И так как страстное желание привлекает помощников, судьба почти при начале моего поприща свела меня с одной прекрасной женщиной, которая, присоединившись к моим изысканиям, внесла в них, сверх чудесной учености, ту тонкость и чувствительность созерцания, которыми обладают только женщины.
Так же мне был полезен д’Арпентьен.
Он сделал прекрасное открытие, но, указывая путь, он не подумал, что если наружные формы руки, которые сами по себе ясно обозначены и которые принадлежат к материальной, негативной части тела, дают такие странные вещи, то формы внутренние, в которых присутствуют осязание и нервная чувствительность, особенно это относится к ладони, принадлежа к позитивной части организма, должны доставлять самые обильные и удивительные результаты. Одним словом, он не заметил, что хирогномия не объясняет и не может объяснить ничего, кроме инстинктов, и что инстинкты каждую минуту могут быть направлены страстями на то или другое, то есть что страсти господствуют над инстинктами. А так как хиромантия и звездные знаки объясняют и инстинкты, то, следовательно, можно обойтись без хирогномии. Вероятно, поэтому-то древние и не занимались ею, но в то же время они еще более обоснованно объясняют страсти во всех их проявлениях и даже указывают, куда могут привести инстинкты и страсти.
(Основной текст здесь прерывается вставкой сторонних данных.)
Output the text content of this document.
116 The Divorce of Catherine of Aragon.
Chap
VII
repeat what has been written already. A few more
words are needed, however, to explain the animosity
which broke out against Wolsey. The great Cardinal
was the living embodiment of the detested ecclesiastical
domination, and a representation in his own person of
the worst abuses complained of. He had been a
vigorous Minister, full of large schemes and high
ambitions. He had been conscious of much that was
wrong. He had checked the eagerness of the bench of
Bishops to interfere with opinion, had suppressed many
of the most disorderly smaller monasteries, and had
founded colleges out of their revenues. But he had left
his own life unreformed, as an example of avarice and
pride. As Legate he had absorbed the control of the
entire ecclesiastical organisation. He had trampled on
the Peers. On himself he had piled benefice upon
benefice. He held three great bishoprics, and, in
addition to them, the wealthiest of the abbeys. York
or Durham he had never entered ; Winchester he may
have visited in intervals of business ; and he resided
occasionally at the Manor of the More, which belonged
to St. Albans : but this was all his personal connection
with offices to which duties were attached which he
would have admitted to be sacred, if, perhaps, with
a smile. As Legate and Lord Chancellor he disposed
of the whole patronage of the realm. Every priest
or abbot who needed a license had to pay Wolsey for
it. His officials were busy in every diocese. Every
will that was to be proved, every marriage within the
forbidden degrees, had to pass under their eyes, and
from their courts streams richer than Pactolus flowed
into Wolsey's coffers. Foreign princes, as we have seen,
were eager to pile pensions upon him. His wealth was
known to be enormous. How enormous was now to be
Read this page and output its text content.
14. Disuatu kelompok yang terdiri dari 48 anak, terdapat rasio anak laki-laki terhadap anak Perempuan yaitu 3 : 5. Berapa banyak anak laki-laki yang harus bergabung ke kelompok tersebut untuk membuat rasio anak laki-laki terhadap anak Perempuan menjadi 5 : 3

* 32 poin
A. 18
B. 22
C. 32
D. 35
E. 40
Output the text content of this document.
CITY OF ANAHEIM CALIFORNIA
Он, конечно, знал, что существует хиромантия. Но исключительный, как и все изобретатели, презирал предание, выступающее из тьмы шести тысяч лет, или, быть может, он остановился перед громадной работой утилизации остатков от минувших веков.
Без сомнения, предание доходит до нас обезображенным заблуждениями.
Работа изыскателя – восстановить первоначальные формы, как работа историка – уметь отличить истину от лжи.
Только промывая и промывая беспрестанно песок великих золотоносных рек, работники наконец находят чистое золото. Изобретатель или основатель заслуживает уважения, но нельзя без опасности лишиться славы, чтобы новые, еще нестройные элементы науки, как бы остроумны они ни были, заслоняли собой те, что приобретены еще давно.
Что скажут теперь о почтовой конторе, основанной для конкуренции с железными дорогами? Я понимаю, что можно бросить благожелательный взгляд на прошедшее, но не должно уходить от быстро бегущего времени.
Ничто не может быть более благоприятным для моей системы, как постановка ее наряду с хирогномией. Тогда только можно увидеть, что я сделал из этой прелестной и умной, но нестройной науки.
Тогда только увидели, что этому бриллианту я придал алмазные грани.